Em primeiro lugar muito legal a resenha! E acho que captou todas minhas impressões gerais do livro. =)
Só alguns pitacos:
– “Não no comportamento dos nobres, mas é difícil acreditar que existam pessoas tão ricas que se assume que eles possuem recursos literalmente infinitos e que nem mesmo se preocupam em fazer qualquer coisa para manter esses recursos, apenas gastando e esbanjando eternamente em seus caprichos hedonistas, joguetes de poder e exibicionismo desmedido.”
Acredito que a inspiração pra “Elite” de Valkaria vem do Patriciado na Roma Antiga e a Nobreza Palaciana de Versalhes na França. No último caso principalmente era uma nobreza que podia viver completamente alheia a situações políticas e mesmo ecônomicas. Por incrivel que pareça a vida de boa parte desses nobres vivia na boca do povo em fofocas e coisas do gênero. Claro que na vida real Versalhes foi tomada de assalto por Revolucionários… mas acho que por se tratar de um mundo de fantasia o autor tem licença poética de usá-la como um elemento separado.

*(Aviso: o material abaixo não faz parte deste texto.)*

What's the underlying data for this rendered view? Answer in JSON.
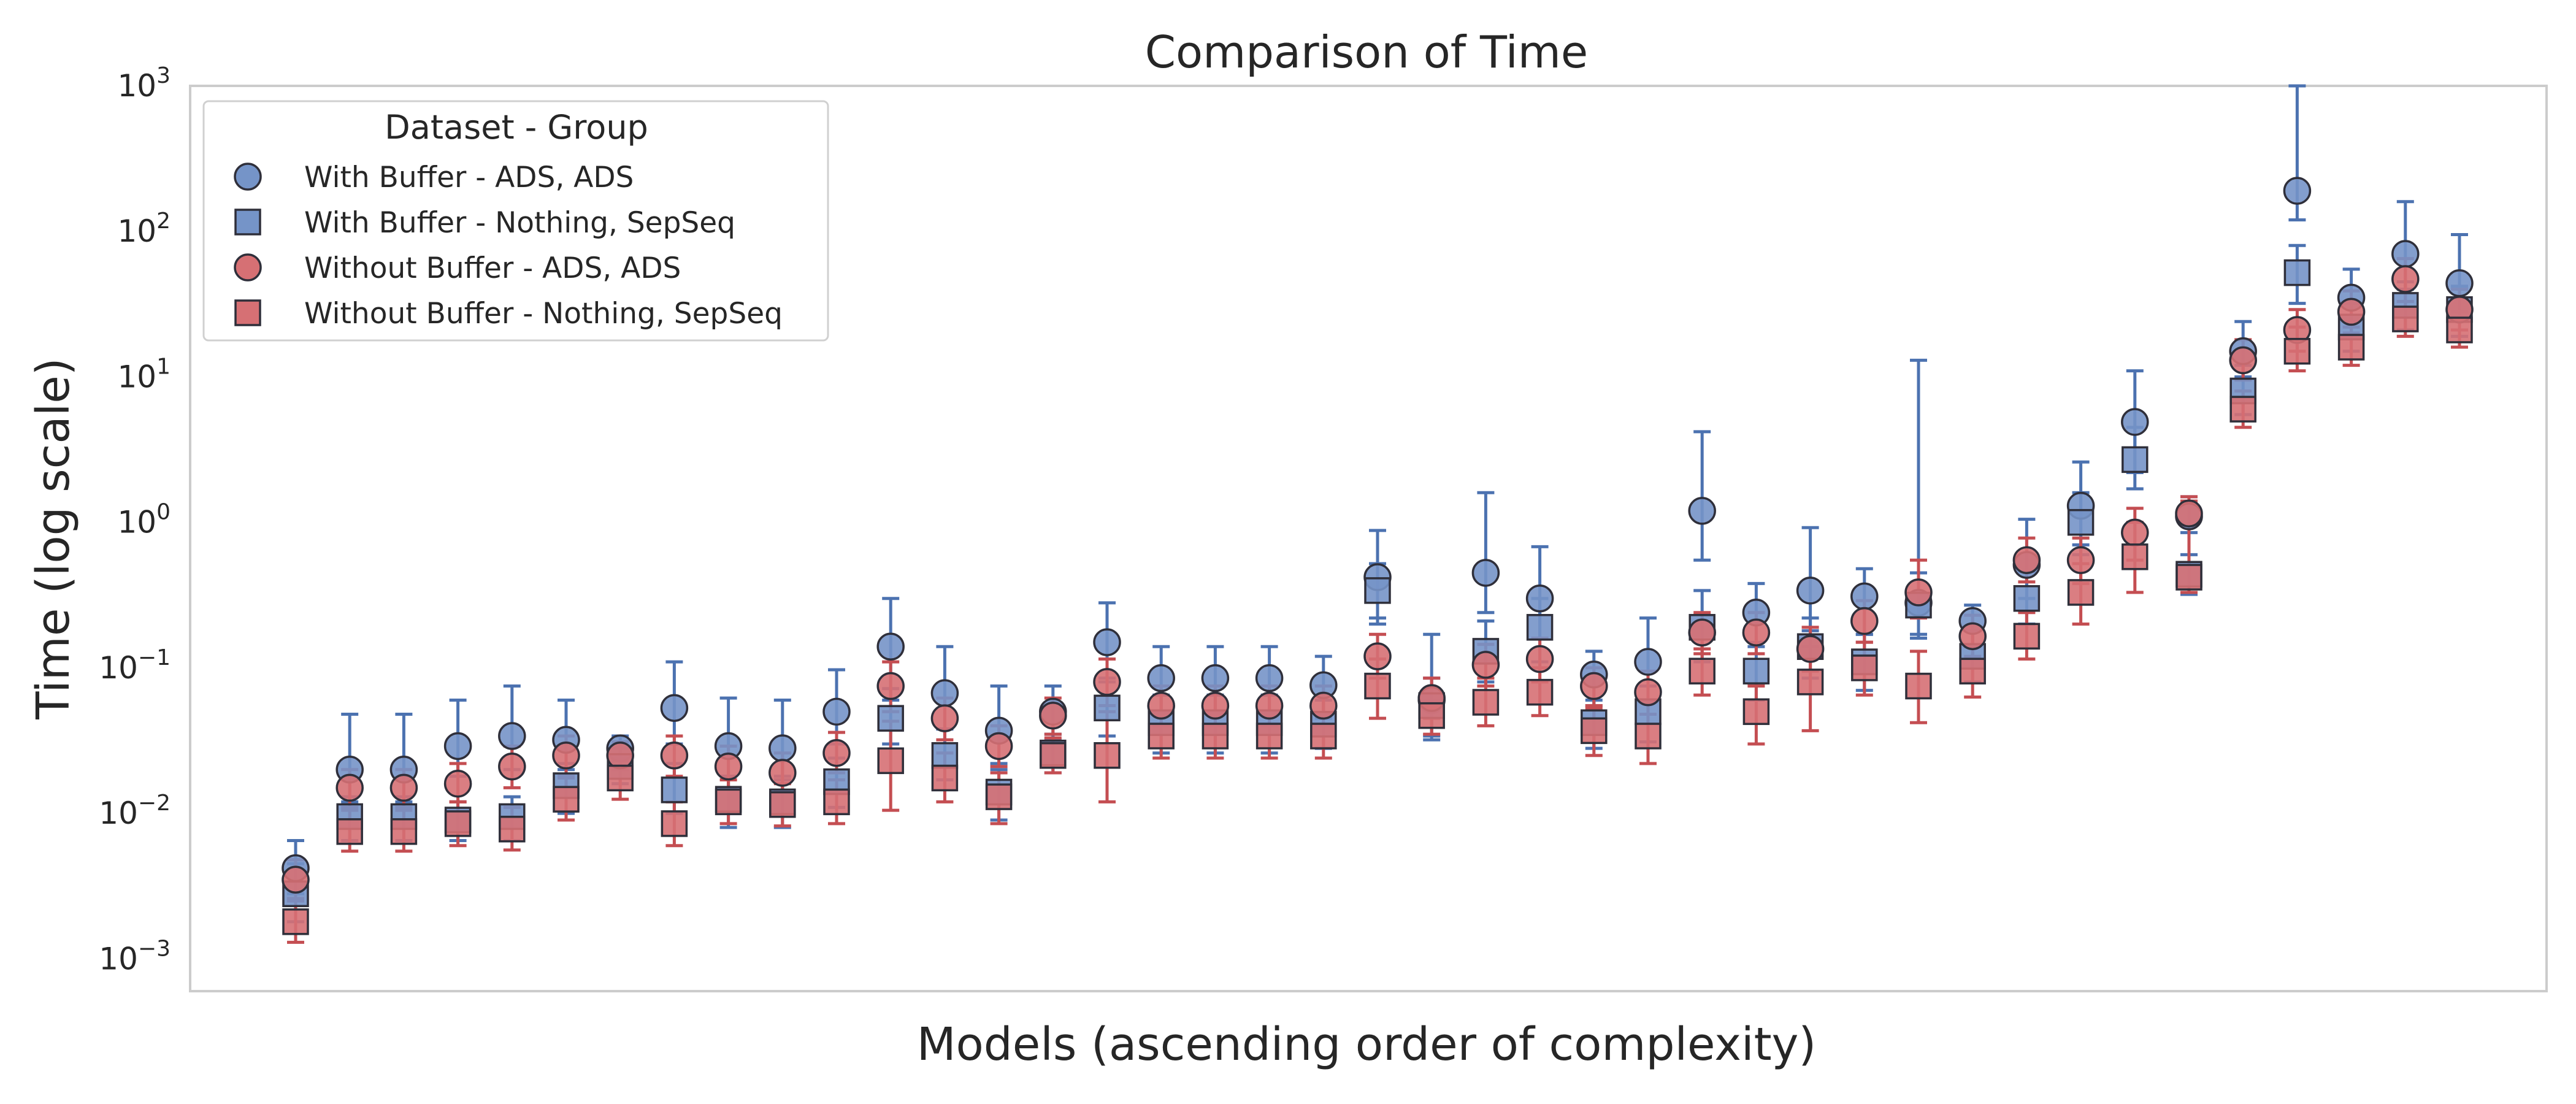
{
  "chart_data": {
    "type": "scatter",
    "title": "Comparison of Time",
    "xlabel": "Models (ascending order of complexity)",
    "ylabel": "Time (log scale)",
    "y_scale": "log",
    "ylim": [
      0.001,
      1000
    ],
    "y_tick_values": [
      0.001,
      0.01,
      0.1,
      1,
      10,
      100,
      1000
    ],
    "y_tick_labels": [
      {
        "base": "10",
        "exp": "−3"
      },
      {
        "base": "10",
        "exp": "−2"
      },
      {
        "base": "10",
        "exp": "−1"
      },
      {
        "base": "10",
        "exp": "0"
      },
      {
        "base": "10",
        "exp": "1"
      },
      {
        "base": "10",
        "exp": "2"
      },
      {
        "base": "10",
        "exp": "3"
      }
    ],
    "x_tick_labels": "none",
    "grid": false,
    "legend": {
      "title": "Dataset - Group",
      "placement": "top-left"
    },
    "colors": {
      "with_buffer": "#4c72b0",
      "without_buffer": "#c44e52",
      "with_buffer_marker": "#7594c8",
      "without_buffer_marker": "#d67074"
    },
    "series": [
      {
        "name": "With Buffer - ADS, ADS",
        "marker": "circle",
        "color": "#4c72b0",
        "values": [
          0.0042,
          0.02,
          0.02,
          0.029,
          0.034,
          0.032,
          0.028,
          0.053,
          0.029,
          0.028,
          0.05,
          0.14,
          0.067,
          0.037,
          0.05,
          0.15,
          0.085,
          0.085,
          0.085,
          0.076,
          0.42,
          0.06,
          0.45,
          0.3,
          0.09,
          0.11,
          1.2,
          0.24,
          0.34,
          0.31,
          0.28,
          0.21,
          0.51,
          1.3,
          4.9,
          1.1,
          15,
          190,
          35,
          70,
          44
        ],
        "err_low": [
          0.0028,
          0.012,
          0.012,
          0.018,
          0.02,
          0.02,
          0.023,
          0.03,
          0.018,
          0.017,
          0.03,
          0.06,
          0.038,
          0.022,
          0.032,
          0.08,
          0.05,
          0.05,
          0.05,
          0.045,
          0.2,
          0.032,
          0.24,
          0.16,
          0.055,
          0.06,
          0.55,
          0.14,
          0.18,
          0.17,
          0.16,
          0.14,
          0.3,
          0.7,
          2.2,
          0.85,
          10,
          120,
          24,
          40,
          26
        ],
        "err_high": [
          0.0065,
          0.048,
          0.048,
          0.06,
          0.075,
          0.06,
          0.034,
          0.11,
          0.062,
          0.06,
          0.097,
          0.3,
          0.14,
          0.075,
          0.075,
          0.28,
          0.14,
          0.14,
          0.14,
          0.12,
          0.88,
          0.17,
          1.6,
          0.68,
          0.13,
          0.22,
          4.2,
          0.38,
          0.92,
          0.48,
          13,
          0.27,
          1.05,
          2.6,
          11,
          1.5,
          24,
          1000,
          55,
          160,
          95
        ]
      },
      {
        "name": "With Buffer - Nothing, SepSeq",
        "marker": "square",
        "color": "#4c72b0",
        "values": [
          0.0028,
          0.0095,
          0.0095,
          0.009,
          0.0095,
          0.0155,
          0.021,
          0.0145,
          0.0125,
          0.012,
          0.0165,
          0.045,
          0.025,
          0.014,
          0.026,
          0.053,
          0.042,
          0.042,
          0.042,
          0.041,
          0.34,
          0.055,
          0.13,
          0.19,
          0.042,
          0.05,
          0.19,
          0.095,
          0.14,
          0.11,
          0.27,
          0.12,
          0.3,
          1.0,
          2.7,
          0.44,
          8,
          52,
          22,
          31,
          29
        ],
        "err_low": [
          0.0018,
          0.0065,
          0.0065,
          0.0065,
          0.0065,
          0.01,
          0.016,
          0.01,
          0.008,
          0.008,
          0.011,
          0.03,
          0.017,
          0.009,
          0.019,
          0.034,
          0.026,
          0.026,
          0.026,
          0.028,
          0.22,
          0.034,
          0.08,
          0.11,
          0.028,
          0.031,
          0.11,
          0.06,
          0.085,
          0.07,
          0.17,
          0.08,
          0.2,
          0.6,
          1.7,
          0.32,
          5.5,
          32,
          15,
          21,
          19
        ],
        "err_high": [
          0.0045,
          0.013,
          0.013,
          0.012,
          0.013,
          0.022,
          0.028,
          0.022,
          0.018,
          0.018,
          0.024,
          0.072,
          0.038,
          0.02,
          0.035,
          0.085,
          0.065,
          0.065,
          0.065,
          0.06,
          0.52,
          0.085,
          0.21,
          0.3,
          0.06,
          0.075,
          0.34,
          0.15,
          0.22,
          0.17,
          0.45,
          0.18,
          0.46,
          1.6,
          4.5,
          0.6,
          12,
          80,
          32,
          45,
          42
        ]
      },
      {
        "name": "Without Buffer - ADS, ADS",
        "marker": "circle",
        "color": "#c44e52",
        "values": [
          0.0035,
          0.015,
          0.015,
          0.016,
          0.021,
          0.025,
          0.025,
          0.025,
          0.021,
          0.019,
          0.026,
          0.075,
          0.045,
          0.029,
          0.047,
          0.08,
          0.055,
          0.055,
          0.055,
          0.055,
          0.12,
          0.062,
          0.105,
          0.115,
          0.075,
          0.068,
          0.175,
          0.175,
          0.135,
          0.21,
          0.33,
          0.165,
          0.55,
          0.55,
          0.85,
          1.15,
          13,
          21,
          28,
          47,
          29
        ],
        "err_low": [
          0.0026,
          0.011,
          0.011,
          0.012,
          0.015,
          0.018,
          0.02,
          0.018,
          0.015,
          0.014,
          0.019,
          0.05,
          0.032,
          0.021,
          0.035,
          0.055,
          0.04,
          0.04,
          0.04,
          0.04,
          0.085,
          0.045,
          0.075,
          0.08,
          0.055,
          0.048,
          0.125,
          0.125,
          0.095,
          0.15,
          0.22,
          0.12,
          0.39,
          0.38,
          0.55,
          0.95,
          9.5,
          15,
          20,
          33,
          21
        ],
        "err_high": [
          0.0048,
          0.02,
          0.02,
          0.022,
          0.029,
          0.034,
          0.031,
          0.034,
          0.029,
          0.026,
          0.036,
          0.11,
          0.062,
          0.04,
          0.062,
          0.115,
          0.075,
          0.075,
          0.075,
          0.075,
          0.17,
          0.085,
          0.145,
          0.16,
          0.1,
          0.095,
          0.24,
          0.24,
          0.19,
          0.29,
          0.55,
          0.23,
          0.78,
          0.78,
          1.25,
          1.4,
          18,
          29,
          39,
          65,
          40
        ]
      },
      {
        "name": "Without Buffer - Nothing, SepSeq",
        "marker": "square",
        "color": "#c44e52",
        "values": [
          0.0018,
          0.0075,
          0.0075,
          0.0085,
          0.0078,
          0.0125,
          0.0175,
          0.0085,
          0.012,
          0.0115,
          0.012,
          0.023,
          0.0175,
          0.013,
          0.025,
          0.025,
          0.034,
          0.034,
          0.034,
          0.034,
          0.075,
          0.047,
          0.058,
          0.068,
          0.037,
          0.034,
          0.095,
          0.05,
          0.08,
          0.1,
          0.075,
          0.095,
          0.165,
          0.33,
          0.58,
          0.42,
          6,
          15,
          16,
          25,
          21
        ],
        "err_low": [
          0.0013,
          0.0055,
          0.0055,
          0.006,
          0.0056,
          0.009,
          0.0125,
          0.006,
          0.0085,
          0.0082,
          0.0085,
          0.0105,
          0.012,
          0.0085,
          0.019,
          0.012,
          0.024,
          0.024,
          0.024,
          0.024,
          0.045,
          0.035,
          0.04,
          0.047,
          0.025,
          0.022,
          0.065,
          0.03,
          0.037,
          0.065,
          0.042,
          0.063,
          0.115,
          0.2,
          0.33,
          0.33,
          4.5,
          11,
          12,
          19,
          16
        ],
        "err_high": [
          0.0025,
          0.0105,
          0.0105,
          0.012,
          0.011,
          0.0175,
          0.024,
          0.012,
          0.017,
          0.016,
          0.017,
          0.043,
          0.026,
          0.019,
          0.033,
          0.05,
          0.048,
          0.048,
          0.048,
          0.048,
          0.115,
          0.06,
          0.085,
          0.1,
          0.053,
          0.048,
          0.135,
          0.075,
          0.14,
          0.15,
          0.13,
          0.14,
          0.24,
          0.52,
          1.0,
          1.5,
          8,
          22,
          22,
          33,
          28
        ]
      }
    ]
  }
}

– Também achei Lenda Urbana e Nobre de Valkaria Cdps fortes… mas isso me deu mais interesses de usar elas em campanha. Não chegam a ser “desequilibradas”, o Mestre pode se adequar a suas habilidades.
Detetive de Tana-Toh ficou uma classe pouco útil em combate, mas bastante adequada em campanhas que resolvam focar-se em investigação.